Николай Задорнов - Далёкий край
Бом-бом... трах-трах... - раздавалось в тишине.
Шаману подали тяжелую чугунную посудину с раскаленными углями. Отблески их озаряли в темноте его осунувшееся и поблескивавшее, потное рябое лицо... Его неподвижные, закрытые бельмами глаза, казалось, силились что-то рассмотреть. Шаман схватил в зубы горячий уголь, поднял бубен и, то мерно, то дробно ударяя по нему колотушкой, двинулся по кругу. Искры, словно из трубы на ночном ветру, летели из его огнедышащего оскаленного рта.

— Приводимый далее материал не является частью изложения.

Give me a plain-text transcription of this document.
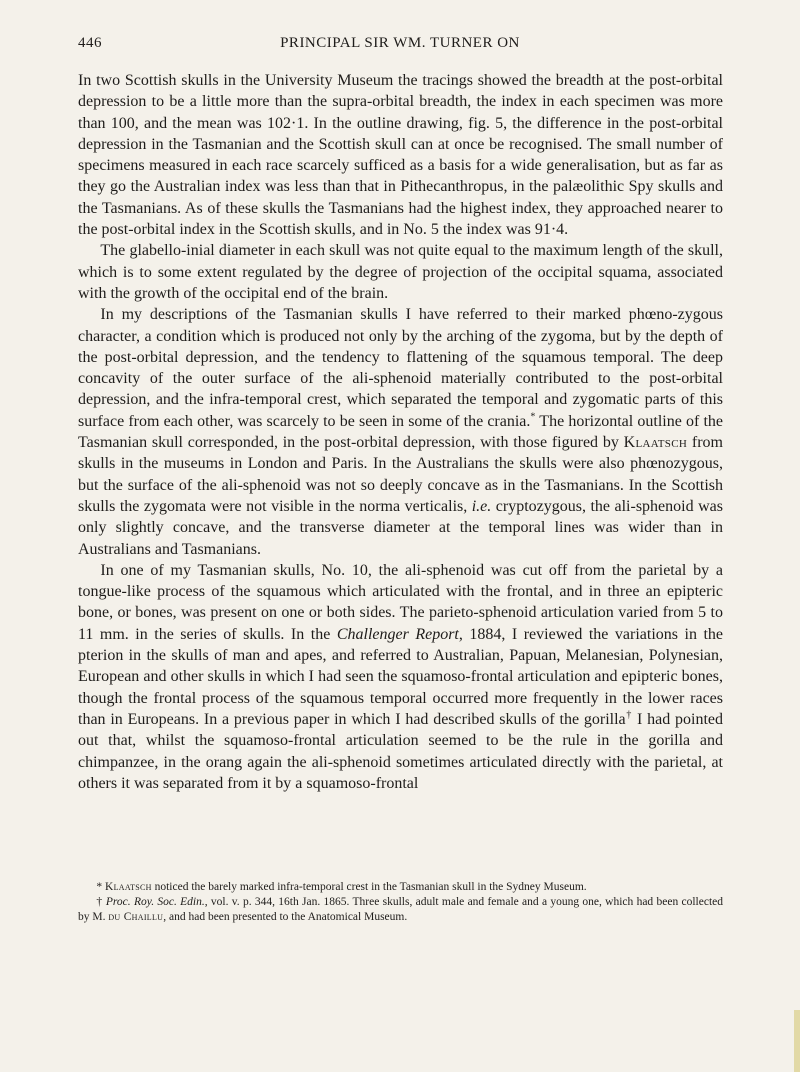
446	PRINCIPAL SIR WM. TURNER ON

In two Scottish skulls in the University Museum the tracings showed the breadth at the post-orbital depression to be a little more than the supra-orbital breadth, the index in each specimen was more than 100, and the mean was 102·1. In the outline drawing, fig. 5, the difference in the post-orbital depression in the Tasmanian and the Scottish skull can at once be recognised. The small number of specimens measured in each race scarcely sufficed as a basis for a wide generalisation, but as far as they go the Australian index was less than that in Pithecanthropus, in the palæolithic Spy skulls and the Tasmanians. As of these skulls the Tasmanians had the highest index, they approached nearer to the post-orbital index in the Scottish skulls, and in No. 5 the index was 91·4.

The glabello-inial diameter in each skull was not quite equal to the maximum length of the skull, which is to some extent regulated by the degree of projection of the occipital squama, associated with the growth of the occipital end of the brain.

In my descriptions of the Tasmanian skulls I have referred to their marked phœno-zygous character, a condition which is produced not only by the arching of the zygoma, but by the depth of the post-orbital depression, and the tendency to flattening of the squamous temporal. The deep concavity of the outer surface of the ali-sphenoid materially contributed to the post-orbital depression, and the infra-temporal crest, which separated the temporal and zygomatic parts of this surface from each other, was scarcely to be seen in some of the crania.* The horizontal outline of the Tasmanian skull corresponded, in the post-orbital depression, with those figured by Klaatsch from skulls in the museums in London and Paris. In the Australians the skulls were also phœnozygous, but the surface of the ali-sphenoid was not so deeply concave as in the Tasmanians. In the Scottish skulls the zygomata were not visible in the norma verticalis, i.e. cryptozygous, the ali-sphenoid was only slightly concave, and the transverse diameter at the temporal lines was wider than in Australians and Tasmanians.

In one of my Tasmanian skulls, No. 10, the ali-sphenoid was cut off from the parietal by a tongue-like process of the squamous which articulated with the frontal, and in three an epipteric bone, or bones, was present on one or both sides. The parieto-sphenoid articulation varied from 5 to 11 mm. in the series of skulls. In the Challenger Report, 1884, I reviewed the variations in the pterion in the skulls of man and apes, and referred to Australian, Papuan, Melanesian, Polynesian, European and other skulls in which I had seen the squamoso-frontal articulation and epipteric bones, though the frontal process of the squamous temporal occurred more frequently in the lower races than in Europeans. In a previous paper in which I had described skulls of the gorilla† I had pointed out that, whilst the squamoso-frontal articulation seemed to be the rule in the gorilla and chimpanzee, in the orang again the ali-sphenoid sometimes articulated directly with the parietal, at others it was separated from it by a squamoso-frontal

* Klaatsch noticed the barely marked infra-temporal crest in the Tasmanian skull in the Sydney Museum.

† Proc. Roy. Soc. Edin., vol. v. p. 344, 16th Jan. 1865. Three skulls, adult male and female and a young one, which had been collected by M. du Chaillu, and had been presented to the Anatomical Museum.
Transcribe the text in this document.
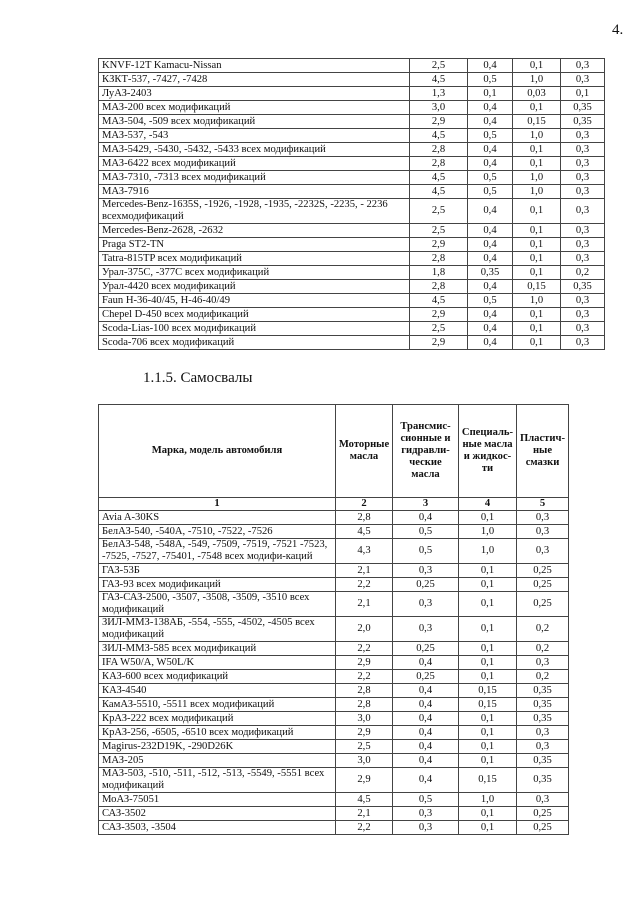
4.
KNVF-12T Kamacu-Nissan	2,5	0,4	0,1	0,3
КЗКТ-537, -7427, -7428	4,5	0,5	1,0	0,3
ЛуАЗ-2403	1,3	0,1	0,03	0,1
МАЗ-200 всех модификаций	3,0	0,4	0,1	0,35
МАЗ-504, -509 всех модификаций	2,9	0,4	0,15	0,35
МАЗ-537, -543	4,5	0,5	1,0	0,3
МАЗ-5429, -5430, -5432, -5433 всех модификаций	2,8	0,4	0,1	0,3
МАЗ-6422 всех модификаций	2,8	0,4	0,1	0,3
МАЗ-7310, -7313 всех модификаций	4,5	0,5	1,0	0,3
МАЗ-7916	4,5	0,5	1,0	0,3
Mercedes-Benz-1635S, -1926, -1928, -1935, -2232S, -2235, - 2236 всехмодификаций	2,5	0,4	0,1	0,3
Mercedes-Benz-2628, -2632	2,5	0,4	0,1	0,3
Praga ST2-TN	2,9	0,4	0,1	0,3
Tatra-815TP всех модификаций	2,8	0,4	0,1	0,3
Урал-375С, -377С всех модификаций	1,8	0,35	0,1	0,2
Урал-4420 всех модификаций	2,8	0,4	0,15	0,35
Faun H-36-40/45, H-46-40/49	4,5	0,5	1,0	0,3
Chepel D-450 всех модификаций	2,9	0,4	0,1	0,3
Scoda-Lias-100 всех модификаций	2,5	0,4	0,1	0,3
Scoda-706 всех модификаций	2,9	0,4	0,1	0,3
1.1.5. Самосвалы
Марка, модель автомобиля	Моторные масла	Трансмис-сионные и гидравли-ческие масла	Специаль-ные масла и жидкос-ти	Пластич-ные смазки
1	2	3	4	5
Avia A-30KS	2,8	0,4	0,1	0,3
БелАЗ-540, -540А, -7510, -7522, -7526	4,5	0,5	1,0	0,3
БелАЗ-548, -548А, -549, -7509, -7519, -7521 -7523, -7525, -7527, -75401, -7548 всех модифи-каций	4,3	0,5	1,0	0,3
ГАЗ-53Б	2,1	0,3	0,1	0,25
ГАЗ-93 всех модификаций	2,2	0,25	0,1	0,25
ГАЗ-САЗ-2500, -3507, -3508, -3509, -3510 всех модификаций	2,1	0,3	0,1	0,25
ЗИЛ-ММЗ-138АБ, -554, -555, -4502, -4505 всех модификаций	2,0	0,3	0,1	0,2
ЗИЛ-ММЗ-585 всех модификаций	2,2	0,25	0,1	0,2
IFA W50/A, W50L/K	2,9	0,4	0,1	0,3
КАЗ-600 всех модификаций	2,2	0,25	0,1	0,2
КАЗ-4540	2,8	0,4	0,15	0,35
КамАЗ-5510, -5511 всех модификаций	2,8	0,4	0,15	0,35
КрАЗ-222 всех модификаций	3,0	0,4	0,1	0,35
КрАЗ-256, -6505, -6510 всех модификаций	2,9	0,4	0,1	0,3
Magirus-232D19K, -290D26K	2,5	0,4	0,1	0,3
МАЗ-205	3,0	0,4	0,1	0,35
МАЗ-503, -510, -511, -512, -513, -5549, -5551 всех модификаций	2,9	0,4	0,15	0,35
МоАЗ-75051	4,5	0,5	1,0	0,3
САЗ-3502	2,1	0,3	0,1	0,25
САЗ-3503, -3504	2,2	0,3	0,1	0,25
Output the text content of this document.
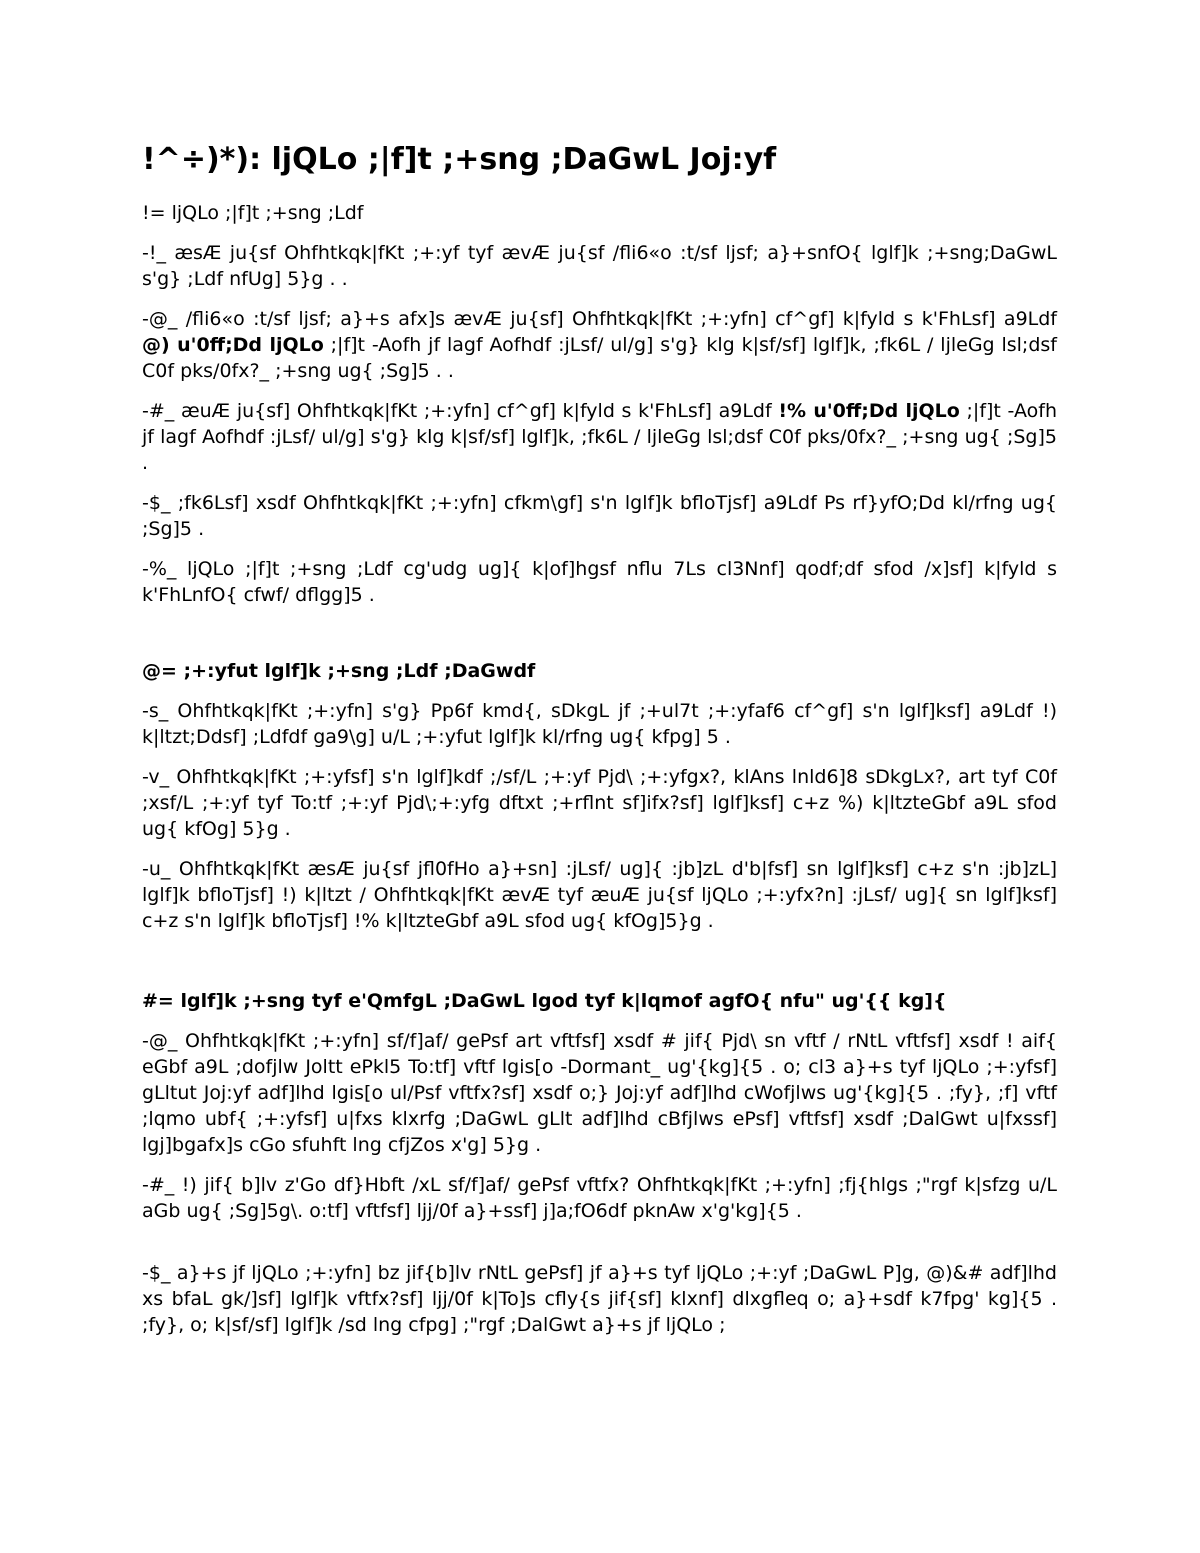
!^÷)*): ljQLo ;|f]t ;+sng ;DaGwL Joj:yf

!= ljQLo ;|f]t ;+sng ;Ldf

-!_ æsÆ ju{sf Ohfhtkqk|fKt ;+:yf tyf ævÆ ju{sf /fli6«o :t/sf ljsf; a}+snfO{ lglf]k ;+sng;DaGwL s'g} ;Ldf nfUg] 5}g . .

-@_ /fli6«o :t/sf ljsf; a}+s afx]s ævÆ ju{sf] Ohfhtkqk|fKt ;+:yfn] cf^gf] k|fyld s k'FhLsf] a9Ldf @) u'0ff;Dd ljQLo ;|f]t -Aofh jf lagf Aofhdf :jLsf/ ul/g] s'g} klg k|sf/sf] lglf]k, ;fk6L / ljleGg lsl;dsf C0f pks/0fx?_ ;+sng ug{ ;Sg]5 . .

-#_ æuÆ ju{sf] Ohfhtkqk|fKt ;+:yfn] cf^gf] k|fyld s k'FhLsf] a9Ldf !% u'0ff;Dd ljQLo ;|f]t -Aofh jf lagf Aofhdf :jLsf/ ul/g] s'g} klg k|sf/sf] lglf]k, ;fk6L / ljleGg lsl;dsf C0f pks/0fx?_ ;+sng ug{ ;Sg]5 .

-$_ ;fk6Lsf] xsdf Ohfhtkqk|fKt ;+:yfn] cfkm\gf] s'n lglf]k bfloTjsf] a9Ldf Ps rf}yfO;Dd kl/rfng ug{ ;Sg]5 .

-%_ ljQLo ;|f]t ;+sng ;Ldf cg'udg ug]{ k|of]hgsf nflu 7Ls cl3Nnf] qodf;df sfod /x]sf] k|fyld s k'FhLnfO{ cfwf/ dflgg]5 .

@= ;+:yfut lglf]k ;+sng ;Ldf ;DaGwdf

-s_ Ohfhtkqk|fKt ;+:yfn] s'g} Pp6f kmd{, sDkgL jf ;+ul7t ;+:yfaf6 cf^gf] s'n lglf]ksf] a9Ldf !) k|ltzt;Ddsf] ;Ldfdf ga9\g] u/L ;+:yfut lglf]k kl/rfng ug{ kfpg] 5 .

-v_ Ohfhtkqk|fKt ;+:yfsf] s'n lglf]kdf ;/sf/L ;+:yf Pjd\ ;+:yfgx?, klAns lnld6]8 sDkgLx?, art tyf C0f ;xsf/L ;+:yf tyf To:tf ;+:yf Pjd\;+:yfg dftxt ;+rflnt sf]ifx?sf] lglf]ksf] c+z %) k|ltzteGbf a9L sfod ug{ kfOg] 5}g .

-u_ Ohfhtkqk|fKt æsÆ ju{sf jfl0fHo a}+sn] :jLsf/ ug]{ :jb]zL d'b|fsf] sn lglf]ksf] c+z s'n :jb]zL] lglf]k bfloTjsf] !) k|ltzt / Ohfhtkqk|fKt ævÆ tyf æuÆ ju{sf ljQLo ;+:yfx?n] :jLsf/ ug]{ sn lglf]ksf] c+z s'n lglf]k bfloTjsf] !% k|ltzteGbf a9L sfod ug{ kfOg]5}g .

#= lglf]k ;+sng tyf e'QmfgL ;DaGwL lgod tyf k|lqmof agfO{ nfu" ug'{{ kg]{

-@_ Ohfhtkqk|fKt ;+:yfn] sf/f]af/ gePsf art vftfsf] xsdf # jif{ Pjd\ sn vftf / rNtL vftfsf] xsdf ! aif{ eGbf a9L ;dofjlw Joltt ePkl5 To:tf] vftf lgis[o -Dormant_ ug'{kg]{5 . o; cl3 a}+s tyf ljQLo ;+:yfsf] gLltut Joj:yf adf]lhd lgis[o ul/Psf vftfx?sf] xsdf o;} Joj:yf adf]lhd cWofjlws ug'{kg]{5 . ;fy}, ;f] vftf ;lqmo ubf{ ;+:yfsf] u|fxs klxrfg ;DaGwL gLlt adf]lhd cBfjlws ePsf] vftfsf] xsdf ;DalGwt u|fxssf] lgj]bgafx]s cGo sfuhft lng cfjZos x'g] 5}g .

-#_ !) jif{ b]lv z'Go df}Hbft /xL sf/f]af/ gePsf vftfx? Ohfhtkqk|fKt ;+:yfn] ;fj{hlgs ;"rgf k|sfzg u/L aGb ug{ ;Sg]5g\. o:tf] vftfsf] ljj/0f a}+ssf] j]a;fO6df pknAw x'g'kg]{5 .

-$_ a}+s jf ljQLo ;+:yfn] bz jif{b]lv rNtL gePsf] jf a}+s tyf ljQLo ;+:yf ;DaGwL P]g, @)&# adf]lhd xs bfaL gk/]sf] lglf]k vftfx?sf] ljj/0f k|To]s cfly{s jif{sf] klxnf] dlxgfleq o; a}+sdf k7fpg' kg]{5 . ;fy}, o; k|sf/sf] lglf]k /sd lng cfpg] ;"rgf ;DalGwt a}+s jf ljQLo ;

Зазвенели побрякушки на поясе шамана, и слышно было, как, выступая и вихляясь, он шаркает ногами по полу.
Гиляки сидели ни живы, ни мертвы. Лишь хозяин, казалось, не обращал на Бичингу никако-го внимания и как ни в чем не бывало раздувал горячие угли в угольнице.
- К тебе, мама, на крыльях лечу, - замахал шаман руками, - причину всех бед чтобы нам указала... Где, как виноватого найти, скажи... Чтоб все было хорошо, сделай! Люди рыбу ловят - рыба от невода уходит. Э-э-э-э! Петлю ставят - соболь мимо бежит...
Бичинга стал перечислять все гиляцкие несчастья, поминая, что у кого из жителей этой деревни случилось. Часто забила колотушка.
Мама отослала шамана к Духу тайги... Бичинга обернулся белым и черным духом, пролетел через верхний и нижний мир... Дух тайги, оказалось, сам не знает, откуда появилось столько бед.
Шаман устал. Он выплюнул уголь и сел за столик пить водку. Старики опять нагрели хозяйский бубен и принялись танцевать по очереди. Снова закрыли огонь. Чумбоке показалось, что шаман проглотил горячий уголь. Бичинга запрыгал по полу.
- "Без головы к самому главному нашему приходи, тогда все узнаешь, он тебе всю правду скажет, - так мне ответили на этот раз. - Туда полетишь, говорят, где в скалах главный амба живет, где звери на цепях прикованы, входы в пещеру охраняют". Головы для людей не пожалею, чтобы счастье им было, голову отрежу дома, оставлю, сам без головы полечу... Сенче, помощники мои, выходите... Сенче, здравствуйте, - кланялся шаман и стал брызгать водкой. - Нож дайте - голову себе отрежу.
Шаману подали нож. Он стал плакать и просить Сенче заговорить кровь, чтобы не проли-лась... Шаман что-то делал в потемках. Потом что-то тяжелое стукнуло о коротконогий столик на кане. Подле тлеющих углей, на лакированной черной доске, Чумбока увидел отсеченную голову шамана.
- Без головы к большому духу полетел, - глухо и, как показалось Чумбоке, откуда-то сверху раздался голос Бичинги.
Пламя, вылетев из-за котла, озарило внутренность юрты. Под пучками трав, свивавших с потолка, в побрякушках и звериных хвостах плясало безголовое туловище шамана. Да, Чумбока ясно видел, что Бичинга был без головы. Она, с косой, с бельмами на открытых, вылупленных, как у совы, глазах, лежала подле него на столе. Стоило только протянуть руку - и до нее можно было дотронуться или даже ухватить ее за косу.
- Неспроста столько горя стало. Души всех людей скоро заболеют... В черный мир пойдут... В этой деревне несчастий причина! - отрывисто кричал Бичинга.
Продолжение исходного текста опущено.